Antioxydants Antioxidants
[00104] Les antioxydants de la composition selon l’un des objets de l’invention comprennent des antioxydants hydrosolubles. Ces antioxydants ou molécules protectrices hydrosolubles sont de préférence choisis dans le groupe des sels réducteurs, tels Fe++, Cu+, etc.., des enzymes réductrices, telles les dismutases, les oxydoréductases (telles que les laccases), des flavonoïdes, des dérivés phénoliques (tels que les quercitines, isoflavones, anthocyanes, catéchines, tanins, coumarines...) et des vitamines hydrosolubles. Un antioxydant préférentiellement utilisé est la vitamine C. Les molécules protectrices hydrosolubles jouent un double rôle : un rôle protecteur vis-à-vis des lipides, mais également en tant qu’ apport nutritionnel bénéfique dans la ration quotidienne de l’aliment. L’agent antioxydant hydrosoluble sera choisi pour jouer préférentiellement le rôle d’agent de protection des lipides. C’est le cas de la vitamine C, qui sera consommée (molécule sacrificielle) en présence d’oxygène réactif, pour retarder l’action de cet oxygène sur les insaturations des lipides. [00104] The antioxidants of the composition according to one of the subjects of the invention comprise water-soluble antioxidants. These water-soluble antioxidants or protective molecules are preferably chosen from the group of reducing salts, such as Fe++, Cu+, etc., reducing enzymes, such as dismutases, oxidoreductases (such as laccases), flavonoids, phenolic derivatives ( such as quercitins, isoflavones, anthocyanins, catechins, tannins, coumarins...) and water-soluble vitamins. A preferentially used antioxidant is vitamin C. Water-soluble protective molecules play a dual role: a protective role vis-à-vis lipids, but also as a beneficial nutritional contribution in the daily ration of food. The water-soluble antioxidant agent will be chosen to preferentially play the role of lipid protection agent. This is the case of vitamin C, which will be consumed (sacrificial molecule) in the presence of reactive oxygen, to delay the action of this oxygen on the unsaturations of lipids.

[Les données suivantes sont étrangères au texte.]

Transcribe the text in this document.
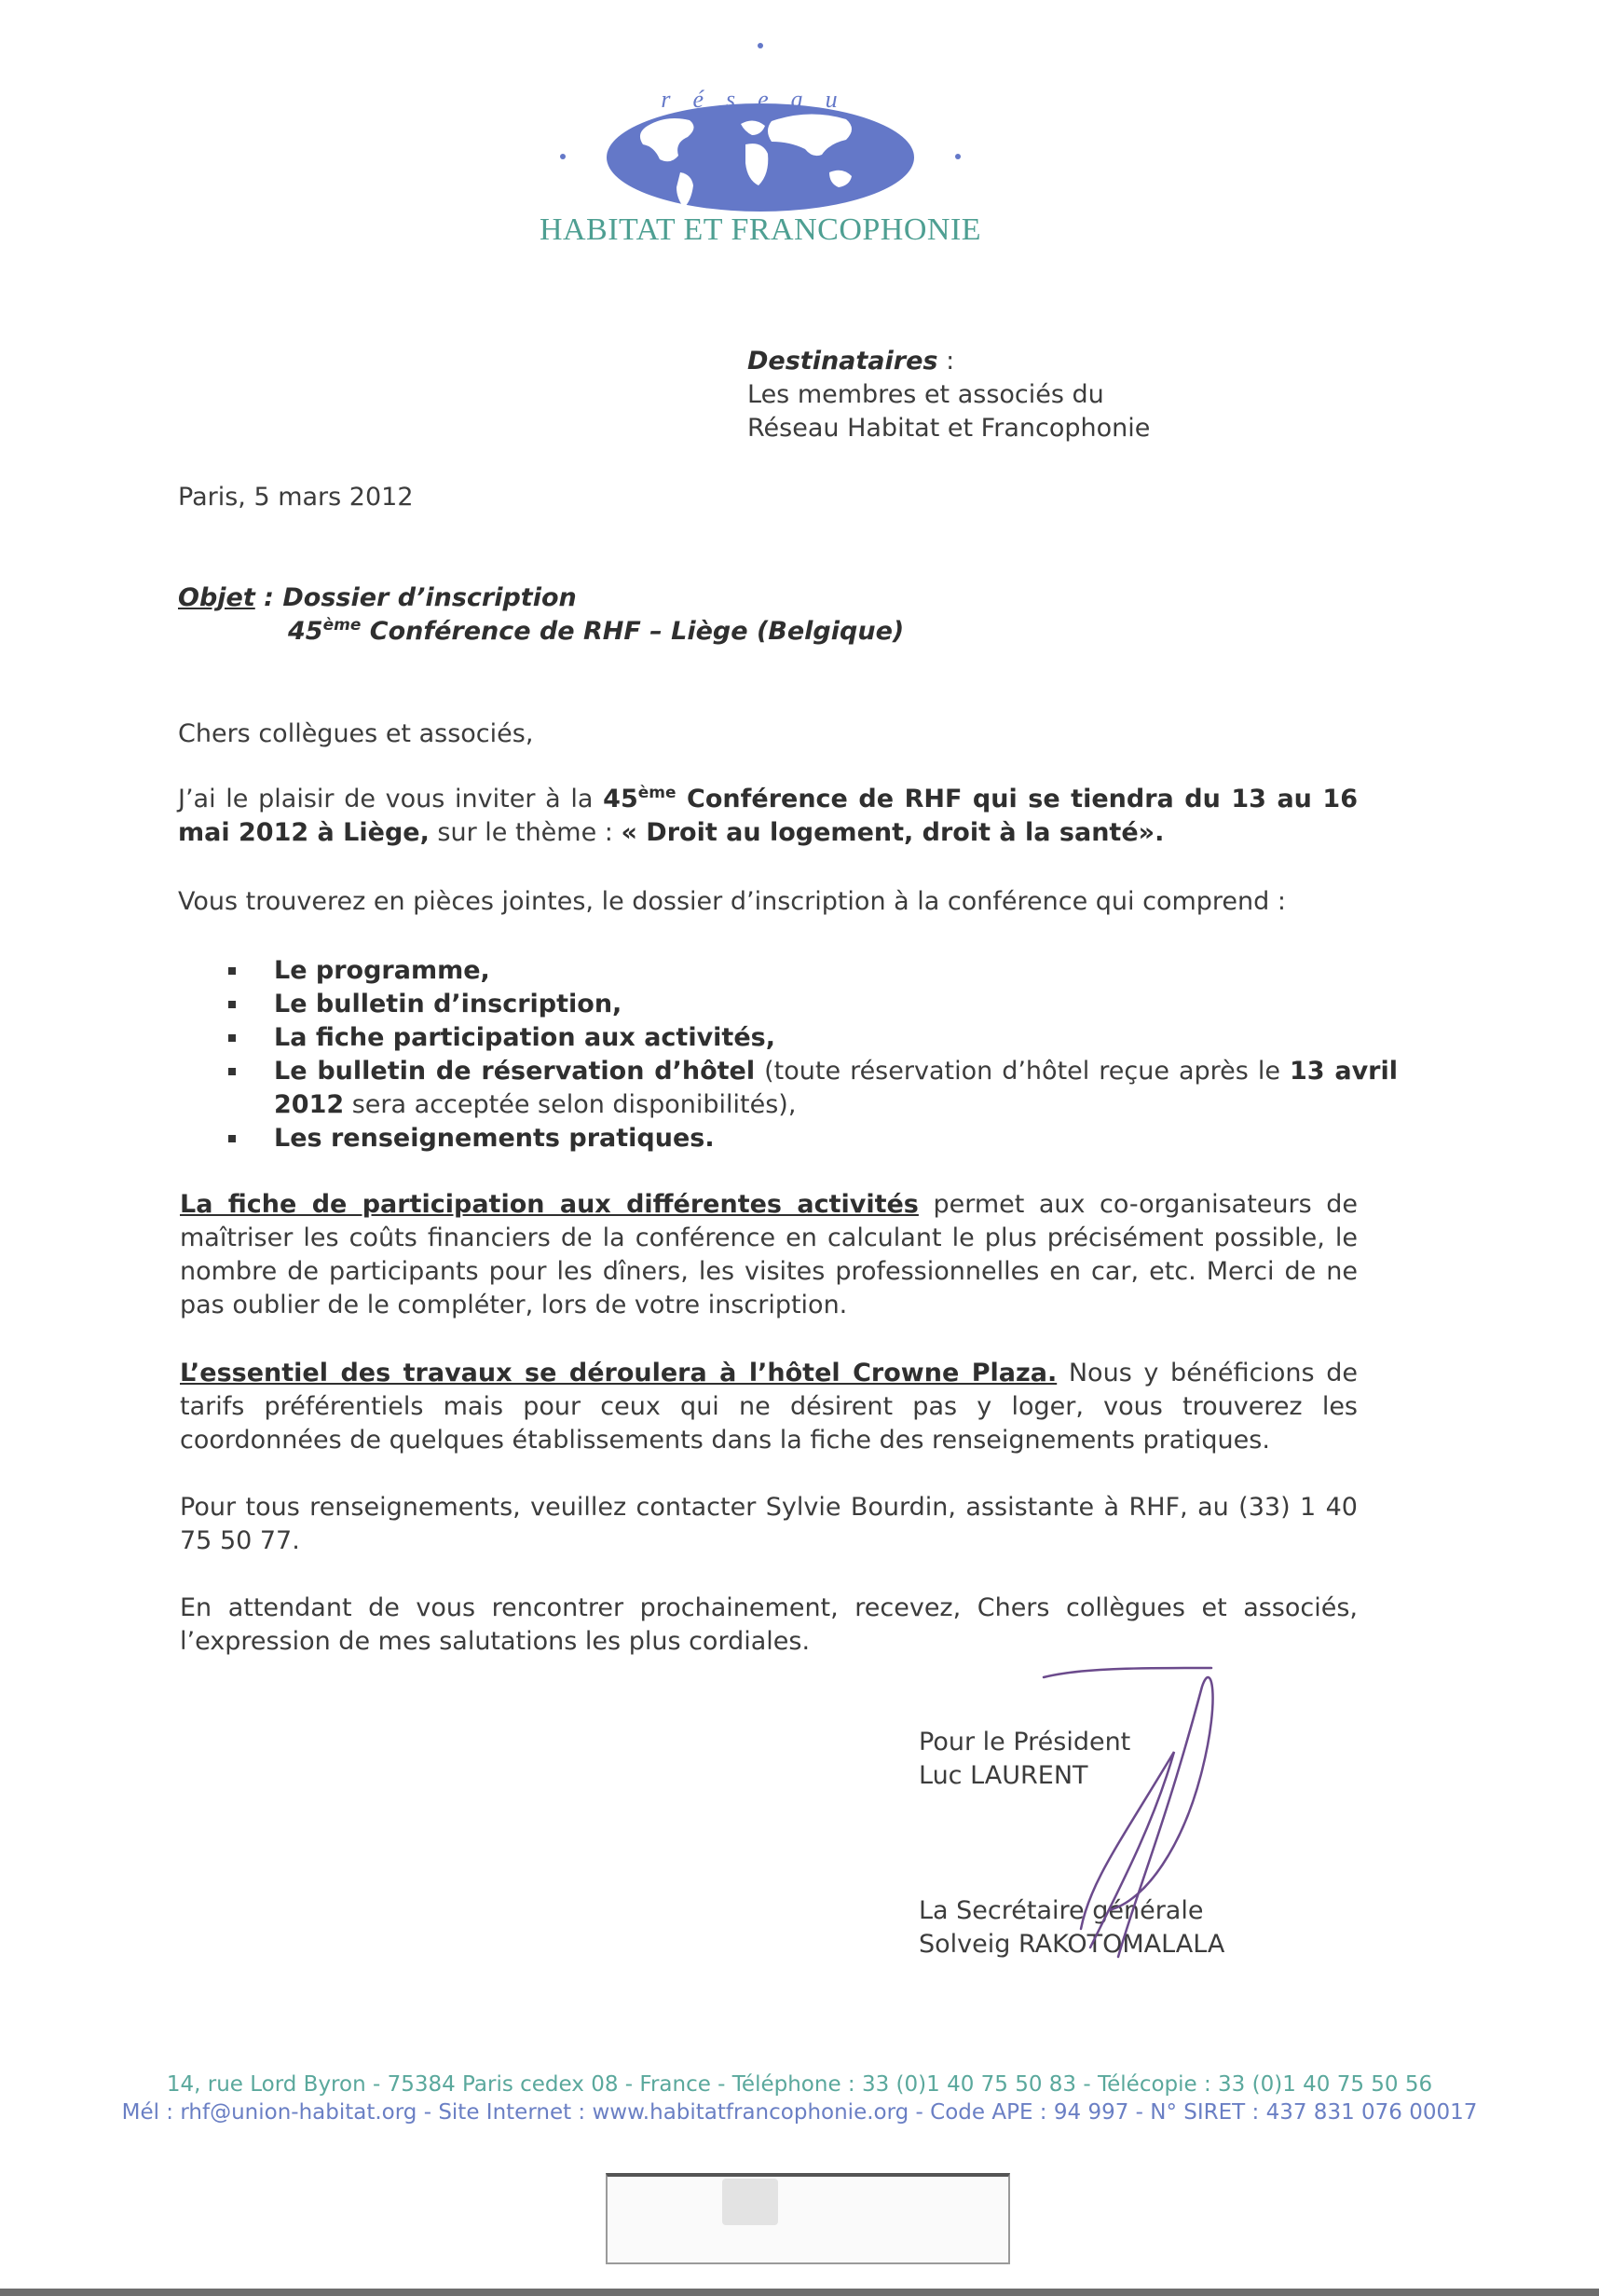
réseau
HABITAT ET FRANCOPHONIE
Destinataires :
Les membres et associés du
Réseau Habitat et Francophonie
Paris, 5 mars 2012
Objet : Dossier d’inscription
45ème Conférence de RHF – Liège (Belgique)
Chers collègues et associés,
J’ai le plaisir de vous inviter à la 45ème Conférence de RHF qui se tiendra du 13 au 16 mai 2012 à Liège, sur le thème : « Droit au logement, droit à la santé».
Vous trouverez en pièces jointes, le dossier d’inscription à la conférence qui comprend :
Le programme,
Le bulletin d’inscription,
La fiche participation aux activités,
Le bulletin de réservation d’hôtel (toute réservation d’hôtel reçue après le 13 avril 2012 sera acceptée selon disponibilités),
Les renseignements pratiques.
La fiche de participation aux différentes activités permet aux co-organisateurs de maîtriser les coûts financiers de la conférence en calculant le plus précisément possible, le nombre de participants pour les dîners, les visites professionnelles en car, etc. Merci de ne pas oublier de le compléter, lors de votre inscription.
L’essentiel des travaux se déroulera à l’hôtel Crowne Plaza. Nous y bénéficions de tarifs préférentiels mais pour ceux qui ne désirent pas y loger, vous trouverez les coordonnées de quelques établissements dans la fiche des renseignements pratiques.
Pour tous renseignements, veuillez contacter Sylvie Bourdin, assistante à RHF, au (33) 1 40 75 50 77.
En attendant de vous rencontrer prochainement, recevez, Chers collègues et associés, l’expression de mes salutations les plus cordiales.
Pour le Président
Luc LAURENT
La Secrétaire générale
Solveig RAKOTOMALALA
14, rue Lord Byron - 75384 Paris cedex 08 - France - Téléphone : 33 (0)1 40 75 50 83 - Télécopie : 33 (0)1 40 75 50 56
Mél : rhf@union-habitat.org - Site Internet : www.habitatfrancophonie.org - Code APE : 94 997 - N° SIRET : 437 831 076 00017
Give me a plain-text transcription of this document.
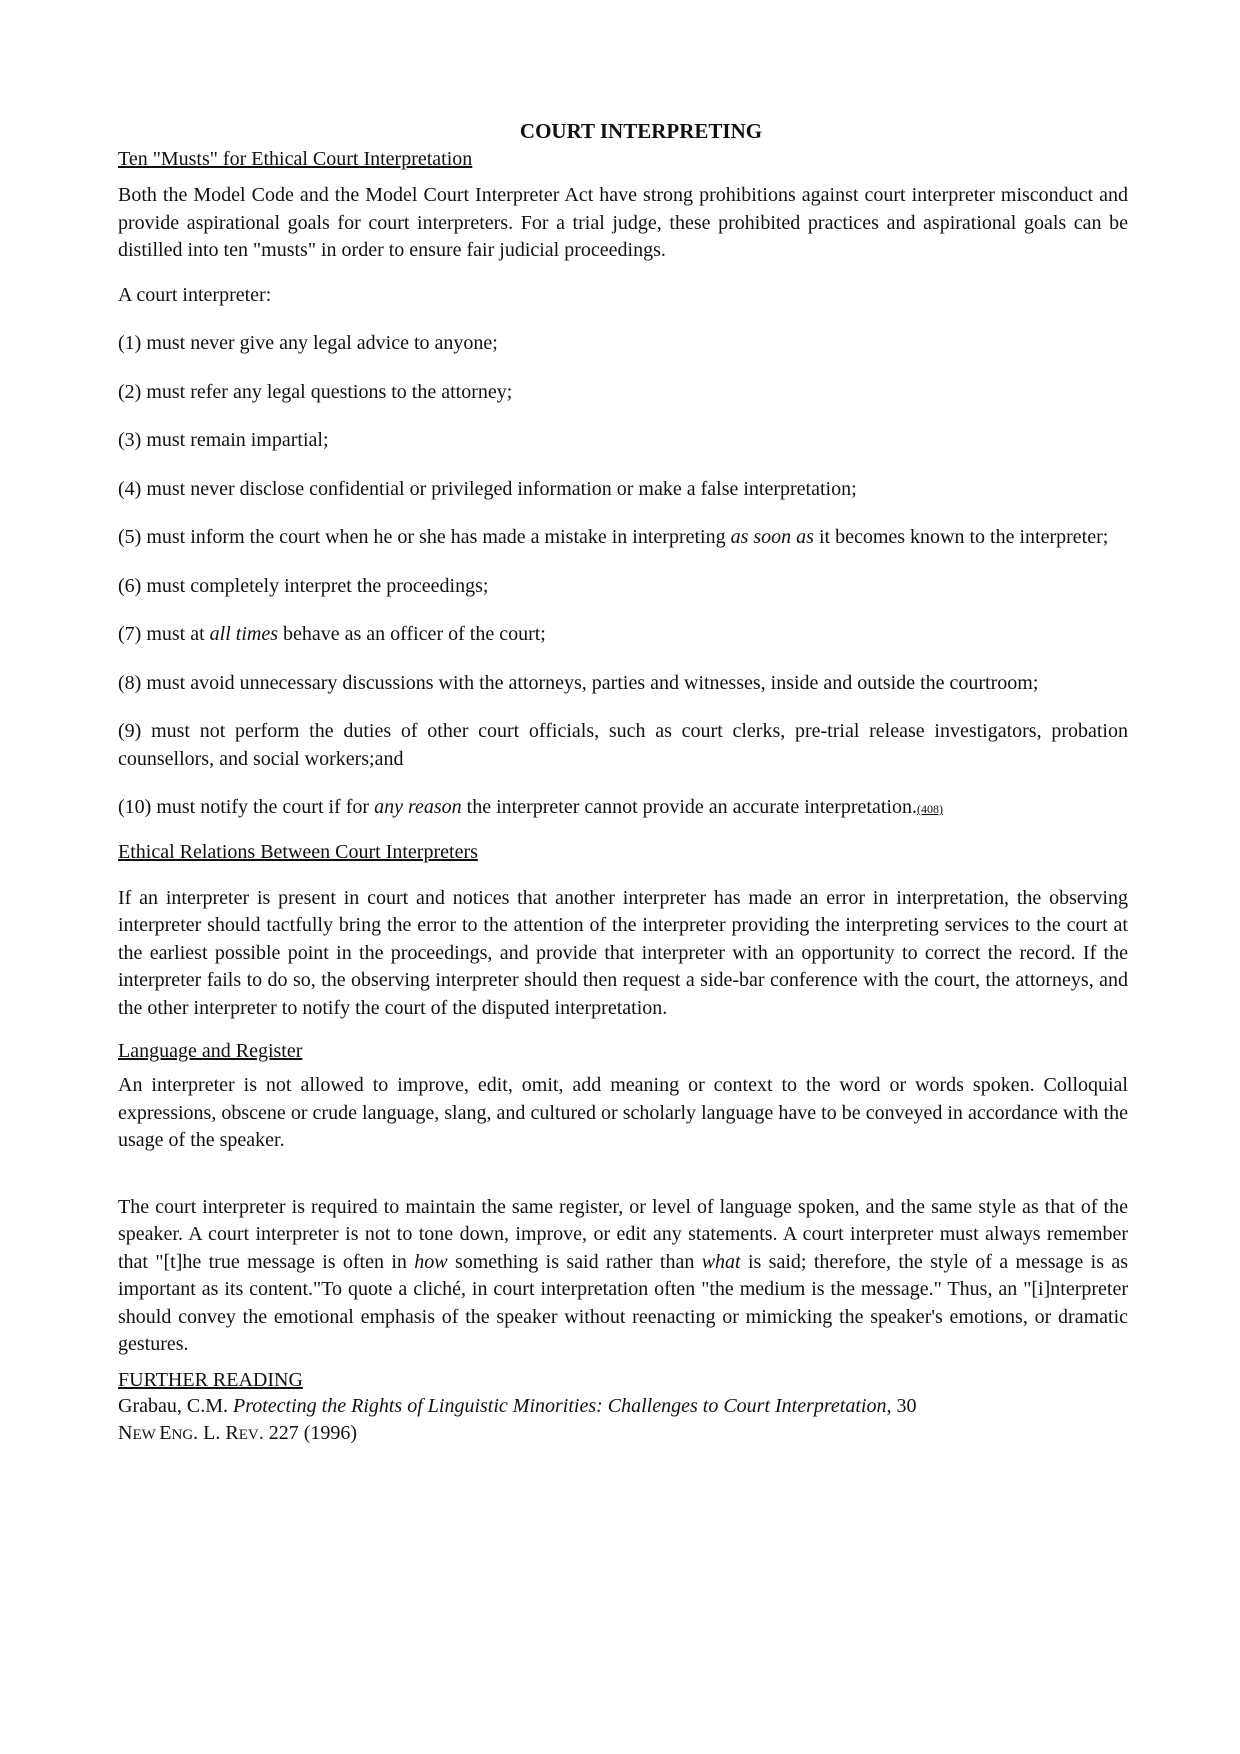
COURT INTERPRETING
Ten "Musts" for Ethical Court Interpretation

Both the Model Code and the Model Court Interpreter Act have strong prohibitions against court interpreter misconduct and provide aspirational goals for court interpreters. For a trial judge, these prohibited practices and aspirational goals can be distilled into ten "musts" in order to ensure fair judicial proceedings.

A court interpreter:

(1) must never give any legal advice to anyone;

(2) must refer any legal questions to the attorney;

(3) must remain impartial;

(4) must never disclose confidential or privileged information or make a false interpretation;

(5) must inform the court when he or she has made a mistake in interpreting as soon as it becomes known to the interpreter;

(6) must completely interpret the proceedings;

(7) must at all times behave as an officer of the court;

(8) must avoid unnecessary discussions with the attorneys, parties and witnesses, inside and outside the courtroom;

(9) must not perform the duties of other court officials, such as court clerks, pre-trial release investigators, probation counsellors, and social workers;and

(10) must notify the court if for any reason the interpreter cannot provide an accurate interpretation.(408)

Ethical Relations Between Court Interpreters

If an interpreter is present in court and notices that another interpreter has made an error in interpretation, the observing interpreter should tactfully bring the error to the attention of the interpreter providing the interpreting services to the court at the earliest possible point in the proceedings, and provide that interpreter with an opportunity to correct the record. If the interpreter fails to do so, the observing interpreter should then request a side-bar conference with the court, the attorneys, and the other interpreter to notify the court of the disputed interpretation.

Language and Register

An interpreter is not allowed to improve, edit, omit, add meaning or context to the word or words spoken. Colloquial expressions, obscene or crude language, slang, and cultured or scholarly language have to be conveyed in accordance with the usage of the speaker.

The court interpreter is required to maintain the same register, or level of language spoken, and the same style as that of the speaker. A court interpreter is not to tone down, improve, or edit any statements. A court interpreter must always remember that "[t]he true message is often in how something is said rather than what is said; therefore, the style of a message is as important as its content."To quote a cliché, in court interpretation often "the medium is the message." Thus, an "[i]nterpreter should convey the emotional emphasis of the speaker without reenacting or mimicking the speaker's emotions, or dramatic gestures.

FURTHER READING

Grabau, C.M. Protecting the Rights of Linguistic Minorities: Challenges to Court Interpretation, 30
NEW ENG. L. REV. 227 (1996)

[00105] Il est à noter que les huiles comportent naturellement de la vitamine E à des teneurs variables. Cette vitamine E liposoluble a un rôle protecteur vis-à-vis des lipides insaturés. La figure 2 illustre un mécanisme de régénération de la vitamine E par la vitamine C. La vitamine E, dans un premier temps, piège les radicaux libres et forme un radical tocophéroxyle. Puis la vitamine C, dans un deuxième temps, réduit ce radical pour le régénérer en a-tocophérol et générer un radical ascorbate. C’est un des mécanismes plausibles de protection des lipides, sachant que la vitamine C a également la possibilité de capturer les espèces radicalaires des oxygènes réactifs, et ainsi réduire la probabilité de réaction avec les insaturations des lipides. Dans un dernier mécanisme, la vitamine C peut aussi jouer le rôle d’agent de transfert des radicaux vers la vitamine E, ce qui accroît l’efficacité de la protection de la vitamine E des lipides, et réduit la présence des radicaux peroxydés sur les lipidiques, et donc limite la phase de propagation. [00105] It should be noted that the oils naturally contain vitamin E at variable levels. This fat-soluble vitamin E has a protective role against unsaturated lipids. Figure 2 illustrates a mechanism for the regeneration of vitamin E by vitamin C. Vitamin E initially scavenges free radicals and forms a tocopheroxyl radical. Then vitamin C, in a second step, reduces this radical to regenerate it into a-tocopherol and generate an ascorbate radical. This is one of the plausible mechanisms of lipid protection, knowing that vitamin C also has the possibility of capturing radical reactive oxygen species, and thus reducing the probability of reaction with lipid unsaturations. In a final mechanism, vitamin C can also act as a radical transfer agent towards vitamin E, which increases the effectiveness of the protection of vitamin E from lipids, and reduces the presence of peroxide radicals on the lipids, and therefore limits the propagation phase.
12 [00106] Dans des modes de réalisation particulier, l’antioxydant hydrosoluble est choisi parmi la vitamine C, la grenade ou un extrait d’écorce de grenade, un extrait de raisin, les flavonoïdes, superoxyde dismutase, glutathion et un mélange de ceux-ci. 12 [00106] In particular embodiments, the water-soluble antioxidant is chosen from vitamin C, pomegranate or a pomegranate peel extract, a grape extract, flavonoids, superoxide dismutase, glutathione and a mixture thereof. this.
[00107] Dans des modes de réalisation particulier, l’extrait de grenade comprend des punicalagines et de l’acide ellagique. [00107] In particular embodiments, the pomegranate extract comprises punicalagins and ellagic acid.
[00108] Dans des modes de réalisation particulier, l’extrait de raisin comprend du resvératrol. [00108] In particular embodiments, the grape extract comprises resveratrol.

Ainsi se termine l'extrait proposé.